While we've sort of drifted, I'm enjoying this debate alot so please add anything you're thinking.

For anyone that's interested, The Globe and Mail Report on Business had an interesting article today called Investors light up energy sector:

http://www.theglobeandmail.com/report-on-business/investors-light-up-energy-sector/article1834700/


----------



## fatcat (Nov 11, 2009)

> http://www.theglobeandmail.com/repor...rticle1834700/


good article

it's points out the obvious, i should have bought ZJO instead of CLO a couple of months ago CLO has been good but ZJO which is now flying pretty high would have probably have been better

so the juniors are the place to be ? 

when in the cycle do the seniors start to look attractive again ?


----------



## clovis8 (Dec 7, 2010)

I dont want this to devolve into a silly mac vs PC debate since I have no horse in the race.

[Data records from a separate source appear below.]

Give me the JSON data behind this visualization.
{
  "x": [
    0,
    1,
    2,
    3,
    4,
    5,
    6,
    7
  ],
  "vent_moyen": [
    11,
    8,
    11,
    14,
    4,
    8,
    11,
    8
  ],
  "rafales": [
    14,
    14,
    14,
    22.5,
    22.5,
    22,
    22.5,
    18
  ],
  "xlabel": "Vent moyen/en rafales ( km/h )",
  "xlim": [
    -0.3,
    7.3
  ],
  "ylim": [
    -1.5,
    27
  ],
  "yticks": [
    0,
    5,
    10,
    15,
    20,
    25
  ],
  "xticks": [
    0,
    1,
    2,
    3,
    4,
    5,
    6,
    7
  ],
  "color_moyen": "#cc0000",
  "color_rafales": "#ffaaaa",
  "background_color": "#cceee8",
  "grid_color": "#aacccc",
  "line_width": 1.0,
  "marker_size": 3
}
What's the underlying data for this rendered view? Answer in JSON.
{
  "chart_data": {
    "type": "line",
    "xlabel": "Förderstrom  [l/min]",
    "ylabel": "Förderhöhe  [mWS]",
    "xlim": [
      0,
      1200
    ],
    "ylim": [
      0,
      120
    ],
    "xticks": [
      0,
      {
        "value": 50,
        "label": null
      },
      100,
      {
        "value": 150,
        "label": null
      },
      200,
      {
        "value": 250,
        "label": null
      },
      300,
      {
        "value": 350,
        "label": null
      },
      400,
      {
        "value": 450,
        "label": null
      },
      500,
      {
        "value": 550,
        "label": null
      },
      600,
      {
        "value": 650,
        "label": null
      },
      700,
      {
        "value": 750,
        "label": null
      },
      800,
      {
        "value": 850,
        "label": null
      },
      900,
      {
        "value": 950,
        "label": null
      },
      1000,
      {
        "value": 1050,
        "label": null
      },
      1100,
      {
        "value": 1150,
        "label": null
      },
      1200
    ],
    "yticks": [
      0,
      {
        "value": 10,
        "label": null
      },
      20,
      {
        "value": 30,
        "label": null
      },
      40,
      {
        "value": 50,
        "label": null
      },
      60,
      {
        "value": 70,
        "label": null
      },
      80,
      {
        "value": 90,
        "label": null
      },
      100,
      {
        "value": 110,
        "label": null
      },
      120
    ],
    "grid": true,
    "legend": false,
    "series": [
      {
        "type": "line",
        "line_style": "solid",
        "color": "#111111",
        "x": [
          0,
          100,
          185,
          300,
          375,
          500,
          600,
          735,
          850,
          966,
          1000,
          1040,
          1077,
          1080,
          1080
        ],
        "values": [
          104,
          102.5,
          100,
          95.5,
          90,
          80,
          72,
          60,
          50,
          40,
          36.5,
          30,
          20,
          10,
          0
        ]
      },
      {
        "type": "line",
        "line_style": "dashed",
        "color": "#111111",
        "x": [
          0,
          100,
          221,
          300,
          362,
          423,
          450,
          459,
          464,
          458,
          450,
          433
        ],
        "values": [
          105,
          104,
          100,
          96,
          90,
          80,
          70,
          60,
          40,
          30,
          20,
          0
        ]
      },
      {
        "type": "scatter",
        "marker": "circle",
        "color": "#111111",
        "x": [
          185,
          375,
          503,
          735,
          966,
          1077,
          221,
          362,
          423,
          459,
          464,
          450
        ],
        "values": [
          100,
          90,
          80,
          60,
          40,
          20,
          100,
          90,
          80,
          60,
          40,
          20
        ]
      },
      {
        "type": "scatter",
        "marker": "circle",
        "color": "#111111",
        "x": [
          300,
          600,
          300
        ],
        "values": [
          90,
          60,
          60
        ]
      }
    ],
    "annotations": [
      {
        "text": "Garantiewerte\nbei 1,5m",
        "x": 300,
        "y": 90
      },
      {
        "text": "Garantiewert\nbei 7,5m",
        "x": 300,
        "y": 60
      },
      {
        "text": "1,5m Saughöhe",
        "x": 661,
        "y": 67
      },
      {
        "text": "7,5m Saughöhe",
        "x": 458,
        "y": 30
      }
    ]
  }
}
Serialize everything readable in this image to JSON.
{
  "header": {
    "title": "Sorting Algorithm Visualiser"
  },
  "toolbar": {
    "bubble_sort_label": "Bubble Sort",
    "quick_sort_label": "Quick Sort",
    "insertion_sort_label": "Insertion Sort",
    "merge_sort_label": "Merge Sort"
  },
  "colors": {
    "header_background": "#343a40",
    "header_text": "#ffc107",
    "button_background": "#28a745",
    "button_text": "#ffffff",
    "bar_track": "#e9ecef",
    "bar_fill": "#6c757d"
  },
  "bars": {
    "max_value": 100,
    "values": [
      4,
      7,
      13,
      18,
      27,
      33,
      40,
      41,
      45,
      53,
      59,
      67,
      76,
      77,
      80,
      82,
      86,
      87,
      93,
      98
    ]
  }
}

The only apple product I own is an iPhone. It just seems to me that they have a pretty long history now (6 years or so) of setting the market. It's one thing to create a market, dominate it for a couple years, and then lose market share to late comers and another thing to be the late comer. 

Sure apple will not always be the gorilla in the room. But I dont think the are going to be crashing in the near future. Of course my opinion is just that, and opinion. I have no more information than anyone else.


----------



## andrewf (Mar 1, 2010)

There's market share, and there's the ability to keep your margins. I'm sure Apple can keep a good chunk of the market. But their margins? Apple is presently very profitable. Will that persist? They'd have to perfect cold fusion for their stock to continue rising like it has.


----------